Cheese, being laced with saturated fat, is unlikely to cause such an effect without invoking some other mechanism. So these researchers then probed all of their dairy consumption and health data for correlations that might link the ingestion of individual minerals to cardiovascular robustness. This exercise revealed that the cheesy goodness can be explained by the packaging of saturated fat with calcium. Inside the intestines of cheese-loving Swedish ladies, dietary calcium probably binds fats that could otherwise have contributed to ill-health into insoluble soapy substances. And these would have found their way into the ladies’ feces, not their bloodstreams.

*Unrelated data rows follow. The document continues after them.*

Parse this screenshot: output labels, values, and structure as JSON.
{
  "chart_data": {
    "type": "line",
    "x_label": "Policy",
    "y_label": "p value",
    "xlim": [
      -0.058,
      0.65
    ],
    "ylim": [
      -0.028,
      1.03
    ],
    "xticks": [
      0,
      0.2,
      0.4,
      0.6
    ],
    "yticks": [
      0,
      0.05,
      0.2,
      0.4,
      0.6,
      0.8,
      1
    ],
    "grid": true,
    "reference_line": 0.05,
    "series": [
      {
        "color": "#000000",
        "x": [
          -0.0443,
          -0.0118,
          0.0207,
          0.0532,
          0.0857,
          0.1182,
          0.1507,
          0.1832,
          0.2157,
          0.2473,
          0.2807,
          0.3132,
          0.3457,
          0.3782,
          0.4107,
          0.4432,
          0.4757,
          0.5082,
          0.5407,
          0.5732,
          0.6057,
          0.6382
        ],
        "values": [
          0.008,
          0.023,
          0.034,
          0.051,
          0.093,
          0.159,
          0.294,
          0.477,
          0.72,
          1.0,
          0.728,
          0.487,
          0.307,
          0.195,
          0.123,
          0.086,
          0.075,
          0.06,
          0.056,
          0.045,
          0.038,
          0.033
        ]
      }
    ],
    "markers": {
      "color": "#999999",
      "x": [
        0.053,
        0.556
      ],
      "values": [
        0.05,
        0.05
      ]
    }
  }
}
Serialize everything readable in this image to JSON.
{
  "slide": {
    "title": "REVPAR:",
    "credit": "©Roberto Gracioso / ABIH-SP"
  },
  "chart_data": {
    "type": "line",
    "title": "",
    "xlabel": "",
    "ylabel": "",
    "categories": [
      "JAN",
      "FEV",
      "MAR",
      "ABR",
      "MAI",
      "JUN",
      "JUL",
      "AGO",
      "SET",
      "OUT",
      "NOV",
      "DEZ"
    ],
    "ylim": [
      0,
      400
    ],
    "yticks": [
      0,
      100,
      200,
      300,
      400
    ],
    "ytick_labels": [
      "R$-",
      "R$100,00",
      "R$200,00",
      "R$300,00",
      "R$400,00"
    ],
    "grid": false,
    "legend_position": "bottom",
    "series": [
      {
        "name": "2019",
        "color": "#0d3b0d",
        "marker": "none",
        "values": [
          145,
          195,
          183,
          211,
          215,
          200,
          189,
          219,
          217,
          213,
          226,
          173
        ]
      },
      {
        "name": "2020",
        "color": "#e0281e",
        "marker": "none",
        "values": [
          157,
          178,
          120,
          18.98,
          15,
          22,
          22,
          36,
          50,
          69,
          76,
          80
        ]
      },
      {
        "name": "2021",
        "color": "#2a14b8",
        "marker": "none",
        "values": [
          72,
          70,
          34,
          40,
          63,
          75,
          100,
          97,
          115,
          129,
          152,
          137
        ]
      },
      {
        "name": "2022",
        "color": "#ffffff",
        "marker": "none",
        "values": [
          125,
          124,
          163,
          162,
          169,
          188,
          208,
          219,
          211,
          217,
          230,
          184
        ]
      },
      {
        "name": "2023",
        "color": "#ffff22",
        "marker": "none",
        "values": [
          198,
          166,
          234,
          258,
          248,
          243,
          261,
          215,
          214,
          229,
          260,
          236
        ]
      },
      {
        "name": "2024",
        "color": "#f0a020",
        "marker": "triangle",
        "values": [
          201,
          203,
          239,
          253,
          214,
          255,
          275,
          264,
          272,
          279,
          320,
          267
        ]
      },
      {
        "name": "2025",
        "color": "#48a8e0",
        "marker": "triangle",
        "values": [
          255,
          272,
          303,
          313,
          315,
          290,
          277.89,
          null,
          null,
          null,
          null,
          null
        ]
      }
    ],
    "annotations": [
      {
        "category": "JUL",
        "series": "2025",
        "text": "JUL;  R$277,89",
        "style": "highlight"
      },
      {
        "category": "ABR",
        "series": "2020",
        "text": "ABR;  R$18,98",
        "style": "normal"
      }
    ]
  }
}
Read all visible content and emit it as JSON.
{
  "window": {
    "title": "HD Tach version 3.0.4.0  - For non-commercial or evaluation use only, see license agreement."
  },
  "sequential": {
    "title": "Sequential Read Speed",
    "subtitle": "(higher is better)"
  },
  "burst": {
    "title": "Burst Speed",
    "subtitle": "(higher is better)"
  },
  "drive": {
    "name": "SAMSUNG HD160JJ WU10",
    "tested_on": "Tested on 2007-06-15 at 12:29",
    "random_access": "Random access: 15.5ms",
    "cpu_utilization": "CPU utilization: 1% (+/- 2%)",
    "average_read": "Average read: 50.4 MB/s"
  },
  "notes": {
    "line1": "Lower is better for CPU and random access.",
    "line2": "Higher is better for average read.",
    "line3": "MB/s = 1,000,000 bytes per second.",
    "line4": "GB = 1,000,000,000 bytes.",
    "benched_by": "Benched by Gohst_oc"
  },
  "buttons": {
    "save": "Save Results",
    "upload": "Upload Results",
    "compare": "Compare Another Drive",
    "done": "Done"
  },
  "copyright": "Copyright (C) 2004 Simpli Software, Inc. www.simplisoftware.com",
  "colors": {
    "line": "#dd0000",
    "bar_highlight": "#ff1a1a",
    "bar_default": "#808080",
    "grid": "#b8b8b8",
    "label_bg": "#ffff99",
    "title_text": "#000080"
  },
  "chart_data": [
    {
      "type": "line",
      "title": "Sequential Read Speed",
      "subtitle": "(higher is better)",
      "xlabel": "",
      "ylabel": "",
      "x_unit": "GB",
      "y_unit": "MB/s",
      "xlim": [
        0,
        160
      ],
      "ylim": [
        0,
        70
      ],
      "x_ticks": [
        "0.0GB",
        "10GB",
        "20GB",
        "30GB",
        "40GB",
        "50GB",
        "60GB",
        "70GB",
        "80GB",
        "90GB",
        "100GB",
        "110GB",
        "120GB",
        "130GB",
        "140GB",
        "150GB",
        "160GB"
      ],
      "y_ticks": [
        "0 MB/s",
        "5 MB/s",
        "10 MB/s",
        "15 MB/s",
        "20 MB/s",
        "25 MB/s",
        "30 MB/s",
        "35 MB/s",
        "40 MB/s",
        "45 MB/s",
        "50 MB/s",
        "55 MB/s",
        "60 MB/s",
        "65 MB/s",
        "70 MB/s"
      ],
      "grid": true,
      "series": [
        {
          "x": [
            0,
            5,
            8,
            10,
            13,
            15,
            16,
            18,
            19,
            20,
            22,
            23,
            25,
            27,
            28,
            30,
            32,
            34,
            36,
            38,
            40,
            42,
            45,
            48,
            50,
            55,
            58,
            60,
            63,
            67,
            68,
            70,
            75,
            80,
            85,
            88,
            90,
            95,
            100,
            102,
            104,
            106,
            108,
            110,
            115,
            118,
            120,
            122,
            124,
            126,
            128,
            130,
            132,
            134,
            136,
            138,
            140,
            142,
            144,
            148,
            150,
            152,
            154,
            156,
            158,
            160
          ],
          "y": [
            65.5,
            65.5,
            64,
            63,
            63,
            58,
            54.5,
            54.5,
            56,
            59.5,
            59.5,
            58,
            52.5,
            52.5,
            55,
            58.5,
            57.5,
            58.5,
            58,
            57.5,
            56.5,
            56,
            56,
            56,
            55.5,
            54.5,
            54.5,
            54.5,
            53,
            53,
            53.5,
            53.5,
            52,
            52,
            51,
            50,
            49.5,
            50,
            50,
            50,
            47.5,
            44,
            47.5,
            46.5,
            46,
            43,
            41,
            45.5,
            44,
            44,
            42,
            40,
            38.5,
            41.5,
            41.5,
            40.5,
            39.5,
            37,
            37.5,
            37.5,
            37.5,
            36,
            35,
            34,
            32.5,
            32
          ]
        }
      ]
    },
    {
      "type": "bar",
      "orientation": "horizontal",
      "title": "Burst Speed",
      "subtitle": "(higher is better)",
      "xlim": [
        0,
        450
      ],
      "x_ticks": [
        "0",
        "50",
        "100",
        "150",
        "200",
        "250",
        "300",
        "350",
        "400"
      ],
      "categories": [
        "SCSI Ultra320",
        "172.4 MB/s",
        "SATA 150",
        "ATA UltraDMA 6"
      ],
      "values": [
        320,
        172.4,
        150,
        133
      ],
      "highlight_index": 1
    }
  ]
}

The health-giving effects of yogurts seem to derive from the details, too. In this case, the strain of starter culture employed in the fermentation process appears to be all-important. Yogurts made with conventional strains, such as Lactobacillus bulgaricus and Streptococcus thermophilus, don’t do much to alter lipoprotein levels in blood. But products manufactured with strains known as probiotics, which encourage the growth of healthy bacteria in the guts of yogurt eaters (and others), appear more useful. The reasons why are merely postulated. Prominent among them is the idea that certain bacteria do a better job of breaking down complex carbohydrates inside the intestine, leading to an increase in short-chain fatty acids in the blood and consequently to an inhibition of cholesterol synthesis by the liver.
Whatever is going on in the body, these mechanisms are unlikely to capture the full picture of how dairy influences cardiovascular health. Little is known, for example, about how bioactive peptides derived from casein proteins shift the regulation of blood pressure through their inhibition of angiotensin I-converting enzyme—nor about the likely vasodilatory consequences of several minerals present in milk.
Although the combination of all of these effects appears to skew health outcomes only slightly over time, this is surely important enough for health systems to take note. In the United States, a country hardly famed for a population in fine cardiovascular fettle, dairy products account for 21% of all saturated fat consumed. So maybe, rather than just nagging people to eat less saturated fat, health professionals could place more emphasis on which fatty foods aren’t so bad for you. They could start by offering around the cheese plate.
References
1. Kondo I, Ojima T, Nakamura M, Hayasaka S, Hozawa A, Saitoh S, Ohnishi H et al. (2013). Consumption of dairy products and death from cardiovascular disease in the Japanese general population: The NIPPON DATA80. J Epidemiol 23:47-54.
2. Livingstone KM, Lovegrove JA, Cockcroft JR, Elwood PC, Pickering JE, Givens DI. (2013) Does dairy food intake predict arterial stiffness and blood pressure in men?:Evidence from the caerphilly prospective study. Hypertension 61:42-47.
3. Huth PJ & Park KM. (2012) Influence of dairy product and milk fat consumption on cardiovascular disease risk: A review of the evidence. Adv Nutr 3:266-285.
4. Patterson E, Larsson SC, Wolk A, Akesson A. (2013) Association between dairy food consumption and risk of myocardial infarction in women differs by type of dairy food. J Nutr 143:74-79.